BACKGROUND: Out-of-hospital cardiac arrest survivors suffer from psychological distress and cognitive impairments. They experience existential insecurity and vulnerability and are striving to return to a life in which well-being and the meaning of life have partly changed. However, research highlighting the experiences of in-hospital cardiac arrest survivors is lacking. This means that evidence for postresuscitation care has largely been extrapolated from studies on out-of-hospital cardiac arrest survivors, without considering potential group differences. Studies investigating survivors' experiences of an in-hospital cardiac arrest are therefore needed.

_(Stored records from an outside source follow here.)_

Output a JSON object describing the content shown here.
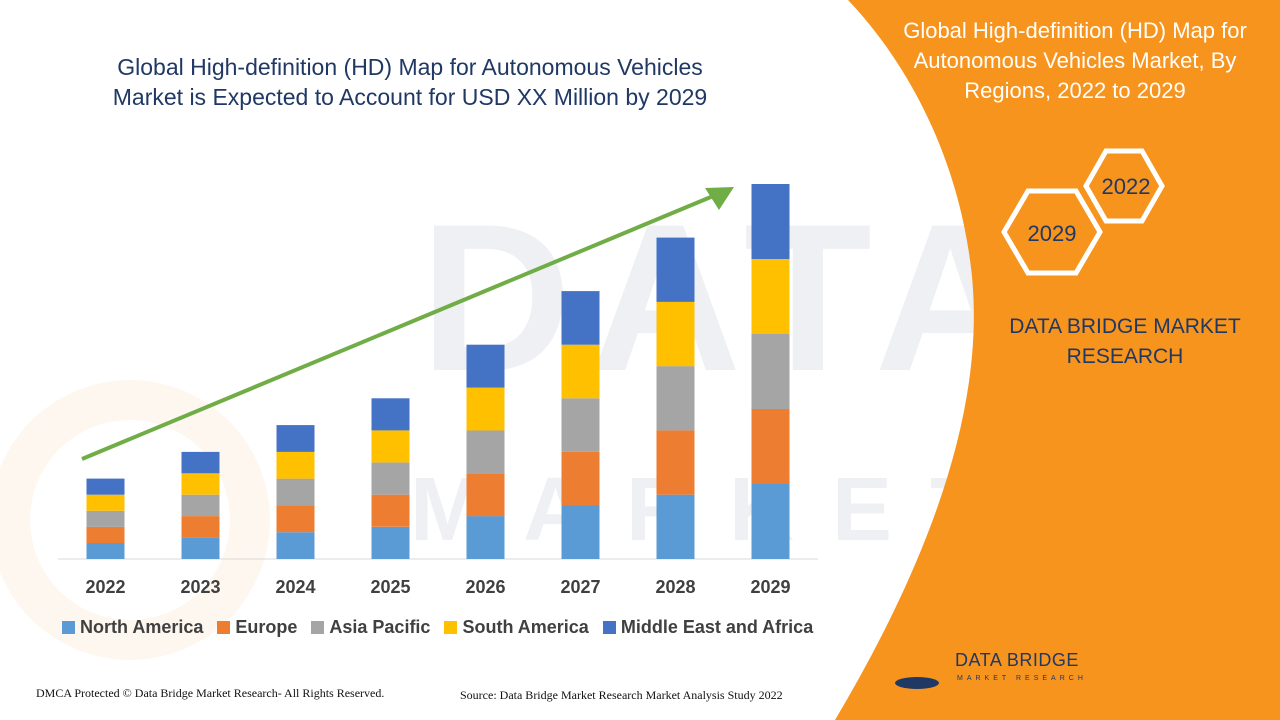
{
  "title": {
    "line1": "Global High-definition (HD) Map for Autonomous Vehicles",
    "line2": "Market is Expected to Account for USD XX Million by 2029"
  },
  "panel": {
    "title": "Global High-definition (HD) Map for Autonomous Vehicles Market, By Regions, 2022 to 2029",
    "hex_year_start": "2022",
    "hex_year_end": "2029",
    "brand_line1": "DATA BRIDGE MARKET",
    "brand_line2": "RESEARCH",
    "accent_color": "#f7941d"
  },
  "footer": {
    "copyright": "DMCA Protected © Data Bridge Market Research- All Rights Reserved.",
    "source": "Source: Data Bridge Market Research Market Analysis Study 2022"
  },
  "logo": {
    "name": "DATA BRIDGE",
    "subtitle": "MARKET RESEARCH"
  },
  "chart_data": {
    "type": "bar",
    "stacked": true,
    "categories": [
      "2022",
      "2023",
      "2024",
      "2025",
      "2026",
      "2027",
      "2028",
      "2029"
    ],
    "series": [
      {
        "name": "North America",
        "color": "#5b9bd5",
        "values": [
          3.0,
          4.0,
          5.0,
          6.0,
          8.0,
          10.0,
          12.0,
          14.0
        ]
      },
      {
        "name": "Europe",
        "color": "#ed7d31",
        "values": [
          3.0,
          4.0,
          5.0,
          6.0,
          8.0,
          10.0,
          12.0,
          14.0
        ]
      },
      {
        "name": "Asia Pacific",
        "color": "#a5a5a5",
        "values": [
          3.0,
          4.0,
          5.0,
          6.0,
          8.0,
          10.0,
          12.0,
          14.0
        ]
      },
      {
        "name": "South America",
        "color": "#ffc000",
        "values": [
          3.0,
          4.0,
          5.0,
          6.0,
          8.0,
          10.0,
          12.0,
          14.0
        ]
      },
      {
        "name": "Middle East and Africa",
        "color": "#4472c4",
        "values": [
          3.0,
          4.0,
          5.0,
          6.0,
          8.0,
          10.0,
          12.0,
          14.0
        ]
      }
    ],
    "ylim": [
      0,
      70
    ],
    "legend_position": "bottom",
    "grid": false,
    "trend_arrow_color": "#70ad47"
  }
}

AIM: To illuminate meanings of people's lived experiences of surviving an in-hospital cardiac arrest.

DESIGN: An explorative, phenomenological hermeneutic method to illuminate meanings of lived experiences.

METHOD: Participants were identified through the Swedish national register of cardiopulmonary resuscitation and recruited from two hospitals. A purposive sample of eight participants, 53-99 years old, who survived an in-hospital cardiac arrest 1-3 years earlier, was interviewed.

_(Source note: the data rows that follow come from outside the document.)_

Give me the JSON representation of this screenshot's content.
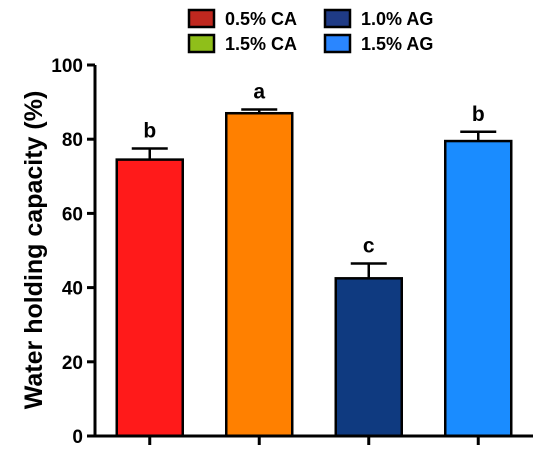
{
  "chart_data": {
    "type": "bar",
    "categories": [
      "0.5% CA",
      "1.5% CA",
      "1.0% AG",
      "1.5% AG"
    ],
    "values": [
      74.5,
      87,
      42.5,
      79.5
    ],
    "errors": [
      3,
      1,
      4,
      2.5
    ],
    "significance": [
      "b",
      "a",
      "c",
      "b"
    ],
    "colors": [
      "#ff1a1a",
      "#ff8000",
      "#0f3a80",
      "#1a8cff"
    ],
    "ylabel": "Water holding capacity (%)",
    "ylim": [
      0,
      100
    ],
    "yticks": [
      0,
      20,
      40,
      60,
      80,
      100
    ],
    "grid": false,
    "legend": {
      "placement": "top",
      "entries": [
        {
          "label": "0.5% CA",
          "color": "#c0281f"
        },
        {
          "label": "1.0% AG",
          "color": "#1f3b86"
        },
        {
          "label": "1.5% CA",
          "color": "#8fbf1a"
        },
        {
          "label": "1.5% AG",
          "color": "#2a86ff"
        }
      ]
    }
  }
}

FINDINGS: The survivors were striving to live in everyday life and striving for security. The struggle to reach a new identity meant an existence between restlessness and a peace of mind, searching for emotional well-being and bodily abilities. The search for existential wholeness meant a quest for understanding and explanation of the fragmented cardiac arrest event and its existential consequences. The transition from hospital to home meant a transition from care and protection to uncertainty and vulnerability with feelings of abandonment, which called for a search for security and belonging, away from isolation and loneliness.

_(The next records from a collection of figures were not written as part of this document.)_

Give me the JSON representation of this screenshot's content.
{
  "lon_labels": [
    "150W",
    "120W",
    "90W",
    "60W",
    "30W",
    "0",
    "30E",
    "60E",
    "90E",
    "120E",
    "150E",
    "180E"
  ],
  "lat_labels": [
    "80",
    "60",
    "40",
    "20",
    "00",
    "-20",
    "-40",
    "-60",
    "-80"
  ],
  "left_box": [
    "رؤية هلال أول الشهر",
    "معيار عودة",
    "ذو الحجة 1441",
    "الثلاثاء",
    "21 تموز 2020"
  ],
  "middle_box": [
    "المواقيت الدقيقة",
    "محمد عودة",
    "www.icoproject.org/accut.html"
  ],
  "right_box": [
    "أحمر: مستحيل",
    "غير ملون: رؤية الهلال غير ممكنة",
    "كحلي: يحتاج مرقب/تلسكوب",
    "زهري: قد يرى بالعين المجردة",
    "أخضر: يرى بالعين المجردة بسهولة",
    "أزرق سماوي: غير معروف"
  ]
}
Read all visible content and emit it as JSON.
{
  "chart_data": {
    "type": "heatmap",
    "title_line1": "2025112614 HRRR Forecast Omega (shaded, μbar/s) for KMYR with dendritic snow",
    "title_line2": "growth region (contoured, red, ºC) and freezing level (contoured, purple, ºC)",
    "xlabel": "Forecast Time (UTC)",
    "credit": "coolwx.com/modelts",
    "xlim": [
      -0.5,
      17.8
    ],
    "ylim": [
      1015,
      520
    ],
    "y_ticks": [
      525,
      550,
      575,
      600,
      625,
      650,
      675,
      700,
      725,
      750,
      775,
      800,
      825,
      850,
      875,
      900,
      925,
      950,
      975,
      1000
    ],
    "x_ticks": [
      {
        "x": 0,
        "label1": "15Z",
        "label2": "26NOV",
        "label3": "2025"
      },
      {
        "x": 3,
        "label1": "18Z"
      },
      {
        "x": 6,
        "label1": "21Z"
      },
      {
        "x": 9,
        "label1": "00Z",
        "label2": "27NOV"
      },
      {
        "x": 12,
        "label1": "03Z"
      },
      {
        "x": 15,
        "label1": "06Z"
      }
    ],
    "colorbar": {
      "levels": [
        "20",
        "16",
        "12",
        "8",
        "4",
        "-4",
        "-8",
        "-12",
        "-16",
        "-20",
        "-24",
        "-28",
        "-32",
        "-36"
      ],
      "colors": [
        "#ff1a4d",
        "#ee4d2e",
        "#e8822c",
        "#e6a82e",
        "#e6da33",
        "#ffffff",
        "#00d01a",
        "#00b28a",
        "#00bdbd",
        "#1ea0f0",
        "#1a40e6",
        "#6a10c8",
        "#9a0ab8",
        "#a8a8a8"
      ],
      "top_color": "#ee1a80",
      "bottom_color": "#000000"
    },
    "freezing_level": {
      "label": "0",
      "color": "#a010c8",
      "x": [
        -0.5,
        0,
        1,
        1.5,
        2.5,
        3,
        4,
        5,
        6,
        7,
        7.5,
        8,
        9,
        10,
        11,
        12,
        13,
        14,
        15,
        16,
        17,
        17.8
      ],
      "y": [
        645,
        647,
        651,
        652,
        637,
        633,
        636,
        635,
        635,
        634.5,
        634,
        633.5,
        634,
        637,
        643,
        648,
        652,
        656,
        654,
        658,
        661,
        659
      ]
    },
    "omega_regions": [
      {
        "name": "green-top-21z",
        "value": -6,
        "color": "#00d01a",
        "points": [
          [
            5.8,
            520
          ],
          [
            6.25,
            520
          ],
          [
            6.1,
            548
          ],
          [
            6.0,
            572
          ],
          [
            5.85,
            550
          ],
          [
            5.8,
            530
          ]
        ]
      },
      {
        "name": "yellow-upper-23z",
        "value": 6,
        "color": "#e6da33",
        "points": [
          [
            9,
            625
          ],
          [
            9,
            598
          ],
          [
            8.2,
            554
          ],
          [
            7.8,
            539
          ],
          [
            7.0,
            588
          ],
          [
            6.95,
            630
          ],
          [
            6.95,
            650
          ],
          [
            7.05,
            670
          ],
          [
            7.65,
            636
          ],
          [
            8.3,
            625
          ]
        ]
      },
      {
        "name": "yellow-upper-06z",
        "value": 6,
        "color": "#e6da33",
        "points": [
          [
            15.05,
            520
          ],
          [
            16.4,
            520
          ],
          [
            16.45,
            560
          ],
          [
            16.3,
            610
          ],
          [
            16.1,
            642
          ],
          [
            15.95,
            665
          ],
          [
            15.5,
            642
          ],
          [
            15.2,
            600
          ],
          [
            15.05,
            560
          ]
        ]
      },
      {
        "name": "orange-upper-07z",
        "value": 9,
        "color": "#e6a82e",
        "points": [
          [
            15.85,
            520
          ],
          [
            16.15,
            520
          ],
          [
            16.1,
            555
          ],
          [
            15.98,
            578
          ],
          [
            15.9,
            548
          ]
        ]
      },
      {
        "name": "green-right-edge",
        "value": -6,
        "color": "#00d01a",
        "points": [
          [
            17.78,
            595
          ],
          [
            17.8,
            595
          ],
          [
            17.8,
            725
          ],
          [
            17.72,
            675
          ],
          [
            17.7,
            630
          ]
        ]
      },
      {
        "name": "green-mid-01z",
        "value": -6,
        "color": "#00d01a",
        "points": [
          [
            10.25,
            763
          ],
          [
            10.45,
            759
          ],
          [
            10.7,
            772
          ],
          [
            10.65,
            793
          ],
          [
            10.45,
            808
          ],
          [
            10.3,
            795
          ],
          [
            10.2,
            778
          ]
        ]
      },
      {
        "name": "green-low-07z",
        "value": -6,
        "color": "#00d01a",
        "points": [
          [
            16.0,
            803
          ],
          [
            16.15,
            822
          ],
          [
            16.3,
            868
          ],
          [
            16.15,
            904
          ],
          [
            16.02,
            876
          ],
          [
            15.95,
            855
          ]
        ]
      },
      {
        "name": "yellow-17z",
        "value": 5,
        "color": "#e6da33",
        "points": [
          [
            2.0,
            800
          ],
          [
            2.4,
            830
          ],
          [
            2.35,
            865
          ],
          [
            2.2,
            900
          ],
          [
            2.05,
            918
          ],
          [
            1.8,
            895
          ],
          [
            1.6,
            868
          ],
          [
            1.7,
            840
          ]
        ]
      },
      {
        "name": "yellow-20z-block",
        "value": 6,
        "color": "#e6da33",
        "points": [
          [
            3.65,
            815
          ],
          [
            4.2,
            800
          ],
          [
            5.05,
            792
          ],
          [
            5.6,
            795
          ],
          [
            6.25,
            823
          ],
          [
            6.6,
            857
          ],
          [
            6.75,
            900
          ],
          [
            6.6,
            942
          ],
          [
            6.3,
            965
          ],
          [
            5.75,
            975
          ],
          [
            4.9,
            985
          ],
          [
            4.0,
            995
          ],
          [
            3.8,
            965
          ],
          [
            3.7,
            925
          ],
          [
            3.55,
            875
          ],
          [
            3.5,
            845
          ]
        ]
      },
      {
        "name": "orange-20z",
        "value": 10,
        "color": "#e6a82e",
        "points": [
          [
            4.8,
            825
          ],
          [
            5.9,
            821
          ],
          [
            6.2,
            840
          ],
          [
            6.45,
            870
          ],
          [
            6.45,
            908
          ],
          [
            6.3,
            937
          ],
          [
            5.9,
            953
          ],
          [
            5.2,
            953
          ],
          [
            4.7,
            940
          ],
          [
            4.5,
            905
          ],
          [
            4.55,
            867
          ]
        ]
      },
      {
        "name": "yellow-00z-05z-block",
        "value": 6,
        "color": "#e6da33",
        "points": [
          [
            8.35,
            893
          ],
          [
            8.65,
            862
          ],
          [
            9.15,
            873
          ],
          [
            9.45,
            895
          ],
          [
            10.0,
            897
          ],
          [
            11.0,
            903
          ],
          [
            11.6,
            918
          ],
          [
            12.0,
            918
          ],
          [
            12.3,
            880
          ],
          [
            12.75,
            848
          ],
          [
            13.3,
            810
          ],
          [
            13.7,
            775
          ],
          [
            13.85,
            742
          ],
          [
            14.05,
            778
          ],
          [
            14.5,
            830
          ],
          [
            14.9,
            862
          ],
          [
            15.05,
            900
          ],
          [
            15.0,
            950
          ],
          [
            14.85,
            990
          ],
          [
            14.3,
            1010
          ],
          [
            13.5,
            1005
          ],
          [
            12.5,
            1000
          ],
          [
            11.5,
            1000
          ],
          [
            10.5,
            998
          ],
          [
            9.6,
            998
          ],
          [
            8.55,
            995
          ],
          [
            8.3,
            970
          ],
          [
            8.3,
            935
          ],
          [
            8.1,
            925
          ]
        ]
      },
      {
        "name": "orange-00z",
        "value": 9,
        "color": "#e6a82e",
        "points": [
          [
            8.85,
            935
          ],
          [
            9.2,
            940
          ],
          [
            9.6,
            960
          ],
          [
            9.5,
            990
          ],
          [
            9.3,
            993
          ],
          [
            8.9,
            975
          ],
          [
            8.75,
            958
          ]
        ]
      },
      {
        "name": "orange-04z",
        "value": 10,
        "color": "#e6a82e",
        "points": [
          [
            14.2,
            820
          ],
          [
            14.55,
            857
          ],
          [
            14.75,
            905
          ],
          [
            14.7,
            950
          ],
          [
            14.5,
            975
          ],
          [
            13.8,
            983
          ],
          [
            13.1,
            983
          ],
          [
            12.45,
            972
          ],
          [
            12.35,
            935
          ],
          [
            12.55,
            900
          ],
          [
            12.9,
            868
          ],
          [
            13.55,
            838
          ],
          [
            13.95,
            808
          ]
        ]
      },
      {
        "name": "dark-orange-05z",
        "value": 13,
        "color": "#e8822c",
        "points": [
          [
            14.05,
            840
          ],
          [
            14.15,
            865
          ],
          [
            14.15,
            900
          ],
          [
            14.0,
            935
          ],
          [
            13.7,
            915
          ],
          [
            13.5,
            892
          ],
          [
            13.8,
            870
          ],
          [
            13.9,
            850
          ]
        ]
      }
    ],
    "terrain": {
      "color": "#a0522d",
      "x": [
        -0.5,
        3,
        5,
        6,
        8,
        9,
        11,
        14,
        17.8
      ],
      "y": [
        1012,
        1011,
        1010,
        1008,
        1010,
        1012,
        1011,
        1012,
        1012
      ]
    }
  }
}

CONCLUSION: Surviving an in-hospital cardiac arrest can be further understood by means of the concept of hospital-to-home transition. Following hospital discharge, patients felt vulnerable and abandoned when pending between denial and acceptance of the 'new' life. Hence, the healthcare system should play a significant role when it comes to facilitate cardiac arrest survivors' security during hospital-to-home transition.